The recent tragic news of Iranian President Ebrahim Raisi’s death in a helicopter crash has had a significant impact on the price of gold. The helicopter crash, which also claimed the lives of Foreign Minister Hossein Amir-Abdollahian and other officials, has led to a surge in the price of gold. As reports of the search for the helicopter in the mountainous region near the Azerbaijan border spread, uncertainty about the situation in Iran has driven investors towards the safe-haven asset of gold.
Following the news of the helicopter crash, the price of gold reached an all-time high of $2450, sparking speculation about whether the rally can continue. A technical analysis of the gold price reveals several key points to consider:
– The long-term ascending blue channel remains relevant, with the price nearing its upper boundary.
– The price is approaching the median of the ascending black channel, which may act as a resistance level.
– A bearish divergence is forming on the RSI indicator, indicating a potential downturn in the price.
– The recent peak in the gold price was followed by a decline, influenced by an official statement from Israel denying involvement in the crash.
The absence of a sharp rise in the XBR/USD oil price, despite the heightened tensions in the Middle East, suggests that the fears of escalation may be subsiding. As a result, a correction in the XAU/USD chart can be expected, possibly towards the lower boundary of the short-term channel.

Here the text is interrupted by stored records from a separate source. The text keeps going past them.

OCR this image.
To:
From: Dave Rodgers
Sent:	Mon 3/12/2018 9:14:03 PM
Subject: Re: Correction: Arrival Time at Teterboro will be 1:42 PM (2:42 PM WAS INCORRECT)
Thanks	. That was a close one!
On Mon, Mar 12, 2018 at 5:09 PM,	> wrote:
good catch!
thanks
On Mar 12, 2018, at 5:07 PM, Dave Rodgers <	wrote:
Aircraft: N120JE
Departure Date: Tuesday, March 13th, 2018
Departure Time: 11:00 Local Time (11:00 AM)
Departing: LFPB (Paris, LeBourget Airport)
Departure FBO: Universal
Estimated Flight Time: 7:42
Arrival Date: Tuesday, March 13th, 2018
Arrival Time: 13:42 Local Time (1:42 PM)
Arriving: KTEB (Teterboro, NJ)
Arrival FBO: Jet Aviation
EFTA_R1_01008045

In this scenario, the $2400 level, which was previously seen as a significant resistance, may now act as a key support level for the price of gold, attracting both bulls and bears in the market.
The tragic events surrounding the death of Iranian President Ebrahim Raisi have had a profound impact on the price of gold, leading to a significant rally driven by uncertainty. As investors navigate the complex geopolitical landscape in the aftermath of this event, technical analysis suggests that a correction in the gold price may be on the horizon. It is essential for traders to closely monitor the market dynamics and be prepared for potential shifts in the price of gold in response to unfolding developments.